I previously reported that the Appellate Division, Fourt Department, in People of State of New York ex rel. Lucas Foote v Piscotti, held that persons charged with violating the terms of post release supervision not imposed by judges are entitled to immediate release. In fact, the other three Appellate Divisions have all issued similar decisions (People ex rel Lewis Ward, __ AD3d __, 2008 WL 2051102 [1st Dept 5/1/08]; People ex rel Gerard v Kralik, 2008 NY Slip Op 04895 [2nd Dept 5/27/08]; Prendergast v NYS Dept of Corrections, __ AD3d __, 2008 WL 1902192 [3d Dept 5/1/08]).

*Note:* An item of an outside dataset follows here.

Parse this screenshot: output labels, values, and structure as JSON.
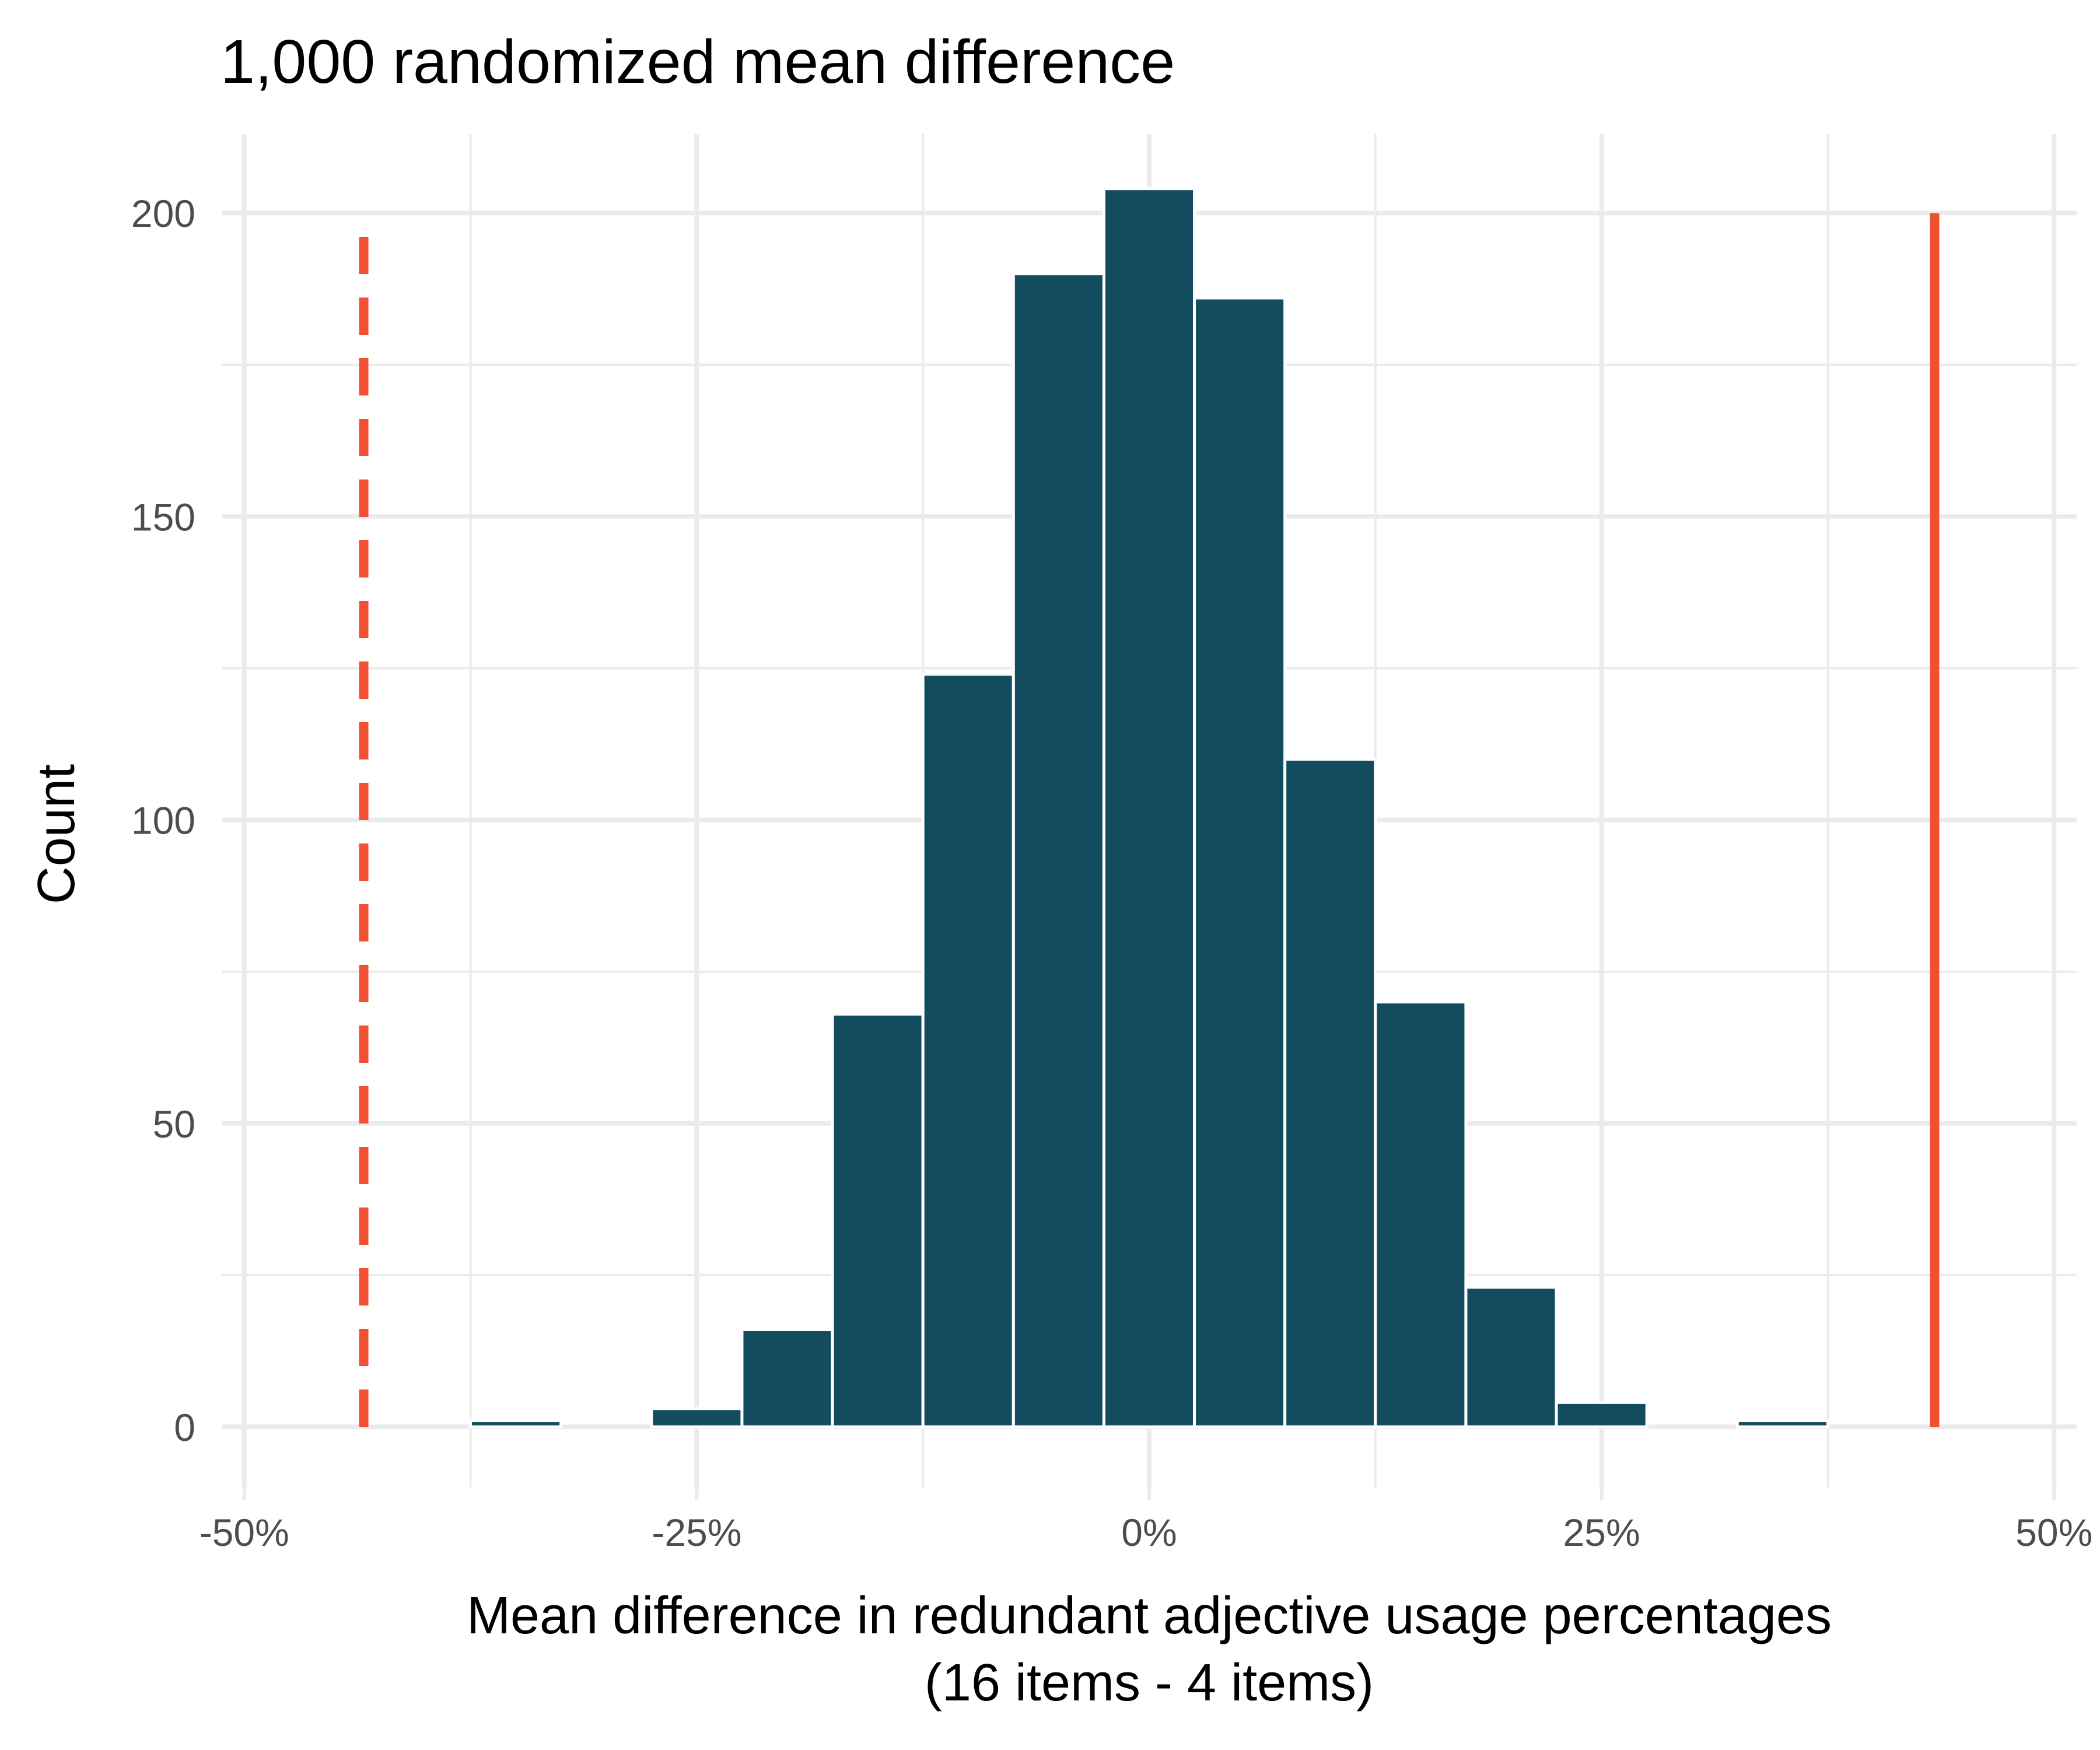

Seems pretty clear. So what has our State done with the hundreds of persons currently being incarcerated in New York state based on violations of PRS not imposed by judges? They have sent memos to the judges about how they can get them re-sentenced, and have written to the inmates telling them they will be subject to re-sentencing, but have taken no steps to release these people being held without any valid commitment order or to inform them that they are being illegally detained and are entitled to release forthwith. The Attorney General has taken the position that even when the commitment do not show any judicially imposed sentence of PRS and when the only PRS was illegally imposed by DOCS the person should be held in custody because the commitment order may be incorrect.
Phrased differently, the Attorney General, without citing any authority, argues that, rather than being bound by the terms of commitment orders, DOCS is free to ignore them since they may be incorrect (sort of a presumption of irregularity). And the argument is that, based on this possibility, the person can be detained despite the absence of any commitment order justifying continued custody. In a different context, the Fourth Department held in People v Williams, 191 AD2d 989 [4th Dept 1993] “The police are not at liberty to arrest and hold a suspect while they search for evidence sufficient to justify their action [citations omitted].”